Aozora Bunko (青空文庫) is a volunteer-built digital library of copyright-expired Japanese texts, freely readable on the internet.1 For advanced learners, it is the largest free entry point into Japan's literary canon, from Sōseki and Akutagawa to Dazai.

Overview

What Aozora Bunko is

Aozora Bunko describes itself as "インターネット上で自由に読める、電子本のアーカイブ" (an archive of electronic books freely readable on the internet).1 It was started in 1997 and has grown into the standard free source for classic Japanese literature online.1

The corpus is built from two streams: works whose copyright term has expired and entered the public domain, and works the rights-holder has expressly permitted for release.1 The collection runs to tens of thousands of works and keeps growing, as volunteers add titles and more authors clear the public-domain threshold each year.1

Why no single work count appears here

Published snapshots have put the catalog in the rough range of fifteen thousand-plus works, but the figure climbs every year. Treat the size as "tens of thousands" rather than a fixed number, which ages the moment it is printed.
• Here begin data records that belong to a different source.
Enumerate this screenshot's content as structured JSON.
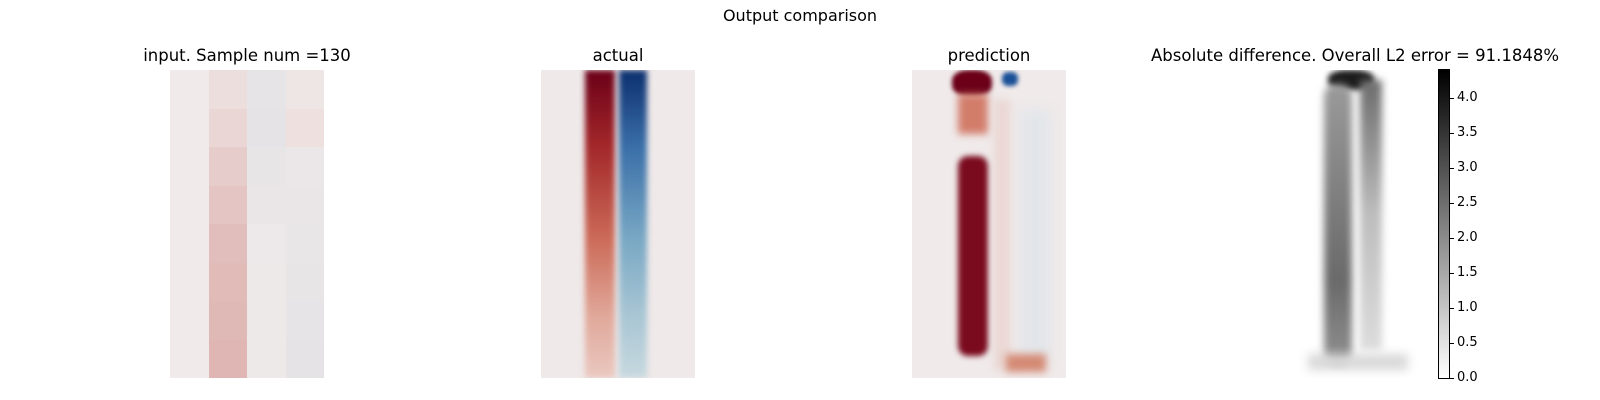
{
  "figure": {
    "suptitle": "Output comparison"
  },
  "chart_data": [
    {
      "type": "heatmap",
      "title": "input. Sample num =130",
      "colormap": "diverging red-blue",
      "grid": false,
      "values": [
        [
          0.0,
          0.05,
          -0.08,
          0.02
        ],
        [
          0.0,
          0.08,
          -0.09,
          0.04
        ],
        [
          0.0,
          0.12,
          -0.07,
          -0.04
        ],
        [
          0.0,
          0.15,
          -0.05,
          -0.05
        ],
        [
          0.0,
          0.18,
          -0.03,
          -0.06
        ],
        [
          0.0,
          0.19,
          -0.02,
          -0.07
        ],
        [
          0.0,
          0.2,
          -0.02,
          -0.08
        ],
        [
          0.0,
          0.21,
          -0.02,
          -0.09
        ]
      ]
    },
    {
      "type": "heatmap",
      "title": "actual",
      "colormap": "diverging red-blue",
      "grid": false,
      "description_of_field": "dark red band (left) and blue band (right) strongest at top, fading downward"
    },
    {
      "type": "heatmap",
      "title": "prediction",
      "colormap": "diverging red-blue",
      "grid": false,
      "description_of_field": "strong dark red column on left, blue patch near top right"
    },
    {
      "type": "heatmap",
      "title": "Absolute difference. Overall L2 error = 91.1848%",
      "colormap": "greys",
      "grid": false,
      "colorbar": {
        "range": [
          0.0,
          4.4
        ],
        "ticks": [
          "0.0",
          "0.5",
          "1.0",
          "1.5",
          "2.0",
          "2.5",
          "3.0",
          "3.5",
          "4.0"
        ]
      }
    }
  ]
}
The library is often called the "Project Gutenberg of Japan." That is a useful analogy for a volunteer-digitized public-domain text collection, not a formal equivalence.

Why the great pre-modern authors are all here

A work enters the Japanese public domain when its copyright term expires, after which anyone may legally digitize and redistribute it. Aozora Bunko is, by construction, a public-domain corpus.1

Since 30 December 2018, copyright in Japan runs for 70 years after the author's death, counted from the year following death.23 Before that reform the term was 50 years post-mortem.3 The extension came out of the Trans-Pacific Partnership process and an EU–Japan Economic Partnership Agreement requirement. It was applied to all works at the end of 2018.3

The reform was not retroactive. "Works that had entered the public domain between 1999 and 29 December 2018 (inclusive) due to expiration remained in the public domain."3 Nothing already free in Aozora Bunko was pulled back under copyright. The practical effect of the 50→70 change is a 20-year freeze on new authors entering the public domain, not a clawback.

The 50→70 change is the article's most date-sensitive fact

The term length and its 2018 reform date are the only items here that may change. Death years and the non-revival rule are fixed. If any single fact in this article needs a future refresh, it is this one.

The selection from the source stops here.